McLean often said that he was a man who liked peace and quiet, and his home at Wu San Cloud Villa provided it. As huge as the house was, he was by himself in the evenings, while the Filipina maid would be off in the servants’ apartment behind the garage. The maid well knew her master’s temper: after dusk, unless she was specifically asked to attend to something, under no circumstances was she to set foot within the main house.
The maid – whose name was Maria – had a somewhat different impression from what things appeared like on the surface.
In the spacious living room of Wu San Cloud Villa, the lights would come on at odd hours and the sound of laughter could be heard, indicating that there were guests. This would continue into the wee hours.
Though Maria refrained from prying too much, there was one thing she could be sure of, and that was that the guests were always males. Maria knew that her employer did not appreciate woman guests, especially not at night.
Because of this, Maria thought that her employer was an odd fellow, maybe even mentally unbalanced.
She said, McLean’s mother, who lived in America, came to Hong Kong on vacation last year. When she stopped by the villa on Plantation Road, she appeared to be quite unsettled by her precious son’s unusual lifestyle.

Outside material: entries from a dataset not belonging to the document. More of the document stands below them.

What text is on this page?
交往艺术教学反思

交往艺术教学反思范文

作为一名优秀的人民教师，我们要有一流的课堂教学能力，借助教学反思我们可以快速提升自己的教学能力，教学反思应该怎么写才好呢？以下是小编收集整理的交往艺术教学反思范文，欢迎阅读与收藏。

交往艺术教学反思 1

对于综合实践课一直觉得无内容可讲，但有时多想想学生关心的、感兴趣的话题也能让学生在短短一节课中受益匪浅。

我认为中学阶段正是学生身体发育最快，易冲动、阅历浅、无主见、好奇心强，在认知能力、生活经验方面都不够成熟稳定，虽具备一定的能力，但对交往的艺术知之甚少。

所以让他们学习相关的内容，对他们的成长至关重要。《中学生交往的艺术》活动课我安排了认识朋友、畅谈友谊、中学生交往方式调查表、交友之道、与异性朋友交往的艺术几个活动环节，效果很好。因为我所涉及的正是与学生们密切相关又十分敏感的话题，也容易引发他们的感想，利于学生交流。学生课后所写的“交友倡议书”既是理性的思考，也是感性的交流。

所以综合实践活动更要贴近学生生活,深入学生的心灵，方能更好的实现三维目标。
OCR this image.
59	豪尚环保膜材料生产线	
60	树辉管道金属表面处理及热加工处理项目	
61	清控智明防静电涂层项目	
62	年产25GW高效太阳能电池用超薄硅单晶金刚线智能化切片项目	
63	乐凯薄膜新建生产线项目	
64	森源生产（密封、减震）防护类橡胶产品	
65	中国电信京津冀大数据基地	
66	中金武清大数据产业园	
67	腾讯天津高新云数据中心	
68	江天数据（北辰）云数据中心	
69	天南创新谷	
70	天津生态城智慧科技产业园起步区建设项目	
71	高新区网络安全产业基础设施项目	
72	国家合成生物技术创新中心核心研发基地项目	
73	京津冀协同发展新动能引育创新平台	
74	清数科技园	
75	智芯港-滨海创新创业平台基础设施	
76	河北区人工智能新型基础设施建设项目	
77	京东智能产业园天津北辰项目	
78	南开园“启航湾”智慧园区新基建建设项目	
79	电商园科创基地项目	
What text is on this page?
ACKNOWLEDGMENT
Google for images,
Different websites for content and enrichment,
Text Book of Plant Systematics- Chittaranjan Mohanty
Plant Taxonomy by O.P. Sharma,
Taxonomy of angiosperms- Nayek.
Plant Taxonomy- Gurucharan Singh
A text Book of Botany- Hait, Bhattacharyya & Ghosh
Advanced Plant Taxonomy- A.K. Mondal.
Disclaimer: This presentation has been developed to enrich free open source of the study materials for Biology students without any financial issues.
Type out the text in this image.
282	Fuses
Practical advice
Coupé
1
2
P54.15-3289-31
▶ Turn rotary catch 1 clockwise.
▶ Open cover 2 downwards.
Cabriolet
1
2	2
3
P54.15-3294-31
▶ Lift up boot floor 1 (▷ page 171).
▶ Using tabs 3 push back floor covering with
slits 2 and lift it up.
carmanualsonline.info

What bothered her most was that, despite his age, he did not have a wife to look after him. She made a great fuss, trying to encourage him to find a woman and to be done with his irregular habits.
McLean’s reaction?
As Maria told it, he hummed and hawed, made excuses and scrupulously avoided following through with any of his mother’s attempted matches. He kept this up for half a year. The master of Wu San Cloud Villa remained a queer bachelor.
Once, somebody told Maria that McLean’s lack of interest in women was due to a medical condition; that he had the desire but was lacking in some portion of his anatomy. Maria pretended to know nothing, but revealed later that, when McLean’s mother was staying in Hong Kong, she had mentioned to a neighbour that her son had an illness for which he had to take regular medication. The old woman said that it was something wrong with his heart, but it had nothing to do with relations between men and women.
On the 2nd of October, 1980, this bachelor with an alleged heart affliction was found lying deceased atop his bed. His death clearly had nothing to do with any physical ailment: it was an obvious case of murder. The body was completely nude, the hands and feet bound with electrical wire. McLean’s mouth had been stuffed with a bundle of cloth, leading to death by asphyxia.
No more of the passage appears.